Simplified fabrication of high areal capacitance all-solid-state micro-supercapacitors based on graphene and MnO2 nanosheets

Abstract

All-solid-state micro-supercapacitors are acknowledged as a very promising class of microscale energy storage devices for directly integrating portable and wearable electronics. However, the improvement of electrochemical performance from materials to devices still remains tremendous challenges. Here, we demonstrate a novel and universal mask-assisted filtration technology for the simplified fabrication of all-solid-state planar micro-supercapacitors (MSCs) based on interdigital patterns of 2D pseudocapacitive MnO2 nanosheets and electrochemically exfoliated graphene film as both electrode and current collector, and polyvinyl alcohol/LiCl gel as electrolyte. Remarkably, the resulting MSCs exhibit outstanding areal capacitance of ∼355mF/cm2, which is among the highest values reported in the state-of-the-art MSCs.
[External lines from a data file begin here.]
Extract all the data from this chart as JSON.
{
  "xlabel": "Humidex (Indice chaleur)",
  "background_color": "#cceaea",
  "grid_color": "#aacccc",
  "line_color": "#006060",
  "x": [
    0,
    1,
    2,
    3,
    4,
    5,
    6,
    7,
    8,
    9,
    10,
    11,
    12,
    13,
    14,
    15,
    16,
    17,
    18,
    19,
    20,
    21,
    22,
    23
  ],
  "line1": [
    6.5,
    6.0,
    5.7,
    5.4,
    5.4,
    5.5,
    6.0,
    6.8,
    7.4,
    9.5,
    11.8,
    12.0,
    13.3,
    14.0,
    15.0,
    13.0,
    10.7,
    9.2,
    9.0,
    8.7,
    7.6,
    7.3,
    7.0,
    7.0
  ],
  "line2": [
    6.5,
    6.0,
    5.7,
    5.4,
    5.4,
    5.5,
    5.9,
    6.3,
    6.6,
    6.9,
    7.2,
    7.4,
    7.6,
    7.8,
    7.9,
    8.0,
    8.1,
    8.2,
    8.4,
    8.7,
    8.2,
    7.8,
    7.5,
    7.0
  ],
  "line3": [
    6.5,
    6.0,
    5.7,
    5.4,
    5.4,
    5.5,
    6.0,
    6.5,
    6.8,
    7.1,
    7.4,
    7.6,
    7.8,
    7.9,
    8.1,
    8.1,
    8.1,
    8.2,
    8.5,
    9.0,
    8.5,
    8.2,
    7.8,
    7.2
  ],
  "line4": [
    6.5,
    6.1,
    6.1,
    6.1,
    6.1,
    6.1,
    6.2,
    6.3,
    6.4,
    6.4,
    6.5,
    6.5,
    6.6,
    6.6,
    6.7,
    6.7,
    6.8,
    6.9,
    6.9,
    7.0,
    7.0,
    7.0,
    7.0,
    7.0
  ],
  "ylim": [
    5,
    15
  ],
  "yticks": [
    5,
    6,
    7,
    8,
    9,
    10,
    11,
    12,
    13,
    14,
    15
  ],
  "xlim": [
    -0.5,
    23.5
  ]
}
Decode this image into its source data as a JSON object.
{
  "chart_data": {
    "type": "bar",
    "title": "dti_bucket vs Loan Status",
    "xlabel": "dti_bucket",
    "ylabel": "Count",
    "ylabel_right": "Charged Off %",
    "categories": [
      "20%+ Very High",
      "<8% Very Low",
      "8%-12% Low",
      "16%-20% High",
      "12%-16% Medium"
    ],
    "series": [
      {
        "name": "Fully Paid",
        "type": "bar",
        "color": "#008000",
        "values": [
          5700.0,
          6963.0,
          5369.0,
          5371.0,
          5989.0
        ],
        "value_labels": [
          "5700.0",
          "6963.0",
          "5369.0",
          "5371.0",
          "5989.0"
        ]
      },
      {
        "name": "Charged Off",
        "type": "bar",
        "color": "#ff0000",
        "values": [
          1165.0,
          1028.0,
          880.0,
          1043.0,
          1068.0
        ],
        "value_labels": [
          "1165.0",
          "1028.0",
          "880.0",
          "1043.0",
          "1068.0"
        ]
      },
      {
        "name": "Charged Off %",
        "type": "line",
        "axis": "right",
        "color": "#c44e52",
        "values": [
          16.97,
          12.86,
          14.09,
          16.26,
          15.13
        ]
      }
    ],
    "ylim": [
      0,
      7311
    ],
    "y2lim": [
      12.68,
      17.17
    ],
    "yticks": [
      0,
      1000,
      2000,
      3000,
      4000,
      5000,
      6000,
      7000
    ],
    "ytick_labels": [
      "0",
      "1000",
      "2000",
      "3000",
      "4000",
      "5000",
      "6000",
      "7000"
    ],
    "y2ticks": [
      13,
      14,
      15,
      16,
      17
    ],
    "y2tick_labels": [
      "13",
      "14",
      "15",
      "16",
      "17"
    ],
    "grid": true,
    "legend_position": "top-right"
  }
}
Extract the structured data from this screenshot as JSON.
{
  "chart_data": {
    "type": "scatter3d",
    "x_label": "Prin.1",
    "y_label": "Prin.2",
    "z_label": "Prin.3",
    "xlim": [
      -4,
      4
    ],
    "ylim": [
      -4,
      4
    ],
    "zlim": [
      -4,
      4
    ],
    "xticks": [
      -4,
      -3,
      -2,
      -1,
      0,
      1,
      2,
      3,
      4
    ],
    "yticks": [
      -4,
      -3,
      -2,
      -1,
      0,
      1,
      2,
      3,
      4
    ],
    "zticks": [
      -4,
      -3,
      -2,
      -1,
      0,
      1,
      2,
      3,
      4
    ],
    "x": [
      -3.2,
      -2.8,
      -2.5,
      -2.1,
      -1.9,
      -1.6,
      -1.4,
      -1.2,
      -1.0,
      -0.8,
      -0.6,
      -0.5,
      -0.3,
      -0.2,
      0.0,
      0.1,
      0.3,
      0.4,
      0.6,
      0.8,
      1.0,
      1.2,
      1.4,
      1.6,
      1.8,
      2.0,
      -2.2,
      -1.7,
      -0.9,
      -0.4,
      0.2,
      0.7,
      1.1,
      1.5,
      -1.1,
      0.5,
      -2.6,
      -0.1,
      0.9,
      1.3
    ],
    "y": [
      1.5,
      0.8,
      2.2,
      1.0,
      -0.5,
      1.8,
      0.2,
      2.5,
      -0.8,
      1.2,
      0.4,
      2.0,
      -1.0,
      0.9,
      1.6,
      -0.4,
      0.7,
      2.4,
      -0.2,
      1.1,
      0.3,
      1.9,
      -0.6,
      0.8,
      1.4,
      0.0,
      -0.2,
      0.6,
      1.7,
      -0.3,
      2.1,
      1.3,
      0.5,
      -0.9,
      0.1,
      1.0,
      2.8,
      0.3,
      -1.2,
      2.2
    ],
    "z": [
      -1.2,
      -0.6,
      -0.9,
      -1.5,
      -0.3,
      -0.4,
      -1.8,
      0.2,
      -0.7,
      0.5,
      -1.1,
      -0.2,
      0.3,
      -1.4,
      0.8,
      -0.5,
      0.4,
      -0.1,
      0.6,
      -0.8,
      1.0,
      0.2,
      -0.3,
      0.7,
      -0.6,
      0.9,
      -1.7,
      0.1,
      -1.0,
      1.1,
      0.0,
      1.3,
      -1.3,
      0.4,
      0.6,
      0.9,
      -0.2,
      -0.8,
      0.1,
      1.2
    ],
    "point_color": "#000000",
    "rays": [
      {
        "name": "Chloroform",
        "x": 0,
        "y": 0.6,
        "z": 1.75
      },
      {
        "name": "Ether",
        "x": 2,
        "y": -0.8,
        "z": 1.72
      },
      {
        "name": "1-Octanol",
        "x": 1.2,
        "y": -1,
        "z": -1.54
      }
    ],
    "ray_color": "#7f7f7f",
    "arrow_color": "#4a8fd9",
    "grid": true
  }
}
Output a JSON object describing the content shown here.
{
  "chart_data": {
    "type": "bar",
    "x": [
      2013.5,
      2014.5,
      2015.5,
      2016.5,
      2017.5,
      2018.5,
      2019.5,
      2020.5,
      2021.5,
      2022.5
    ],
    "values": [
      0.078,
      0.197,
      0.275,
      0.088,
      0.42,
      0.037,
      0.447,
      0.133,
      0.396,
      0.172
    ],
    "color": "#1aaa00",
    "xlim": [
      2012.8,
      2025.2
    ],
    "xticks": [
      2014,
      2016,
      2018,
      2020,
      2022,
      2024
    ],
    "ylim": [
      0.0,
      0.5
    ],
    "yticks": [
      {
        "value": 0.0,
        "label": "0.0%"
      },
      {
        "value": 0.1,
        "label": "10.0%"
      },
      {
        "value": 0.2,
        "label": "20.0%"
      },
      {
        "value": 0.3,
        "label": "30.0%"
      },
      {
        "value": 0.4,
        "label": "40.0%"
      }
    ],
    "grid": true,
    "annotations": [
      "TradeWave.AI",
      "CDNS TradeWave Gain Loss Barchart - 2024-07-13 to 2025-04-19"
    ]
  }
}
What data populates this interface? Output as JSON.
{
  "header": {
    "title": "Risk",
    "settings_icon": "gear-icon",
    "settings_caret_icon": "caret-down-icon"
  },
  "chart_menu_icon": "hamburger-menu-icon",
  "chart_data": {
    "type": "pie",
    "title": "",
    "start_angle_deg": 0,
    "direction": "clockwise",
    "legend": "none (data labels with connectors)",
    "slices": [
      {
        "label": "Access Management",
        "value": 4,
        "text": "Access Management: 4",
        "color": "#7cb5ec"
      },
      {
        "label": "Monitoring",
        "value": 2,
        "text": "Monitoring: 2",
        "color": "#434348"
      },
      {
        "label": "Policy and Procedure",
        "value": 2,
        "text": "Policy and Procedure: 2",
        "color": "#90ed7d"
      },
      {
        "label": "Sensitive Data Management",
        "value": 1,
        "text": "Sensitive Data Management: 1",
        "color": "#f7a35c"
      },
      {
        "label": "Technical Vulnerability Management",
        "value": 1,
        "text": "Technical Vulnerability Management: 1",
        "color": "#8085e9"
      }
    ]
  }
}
Meanwhile, MSCs possess exceptionally mechanical flexibility as high as ∼92% of initial capacitance even at a highly bending angle of 180°, excellent cyclability with a capacitance retention of 95% after 3000 cycles, and impressive serial or parallel integration for modulating the voltage or capacitance. Therefore, our proposed strategy of simplified construction of MSCs will pave the ways for utilizing graphene and analogous pseudocapactive nanosheets in high-performance MSCs.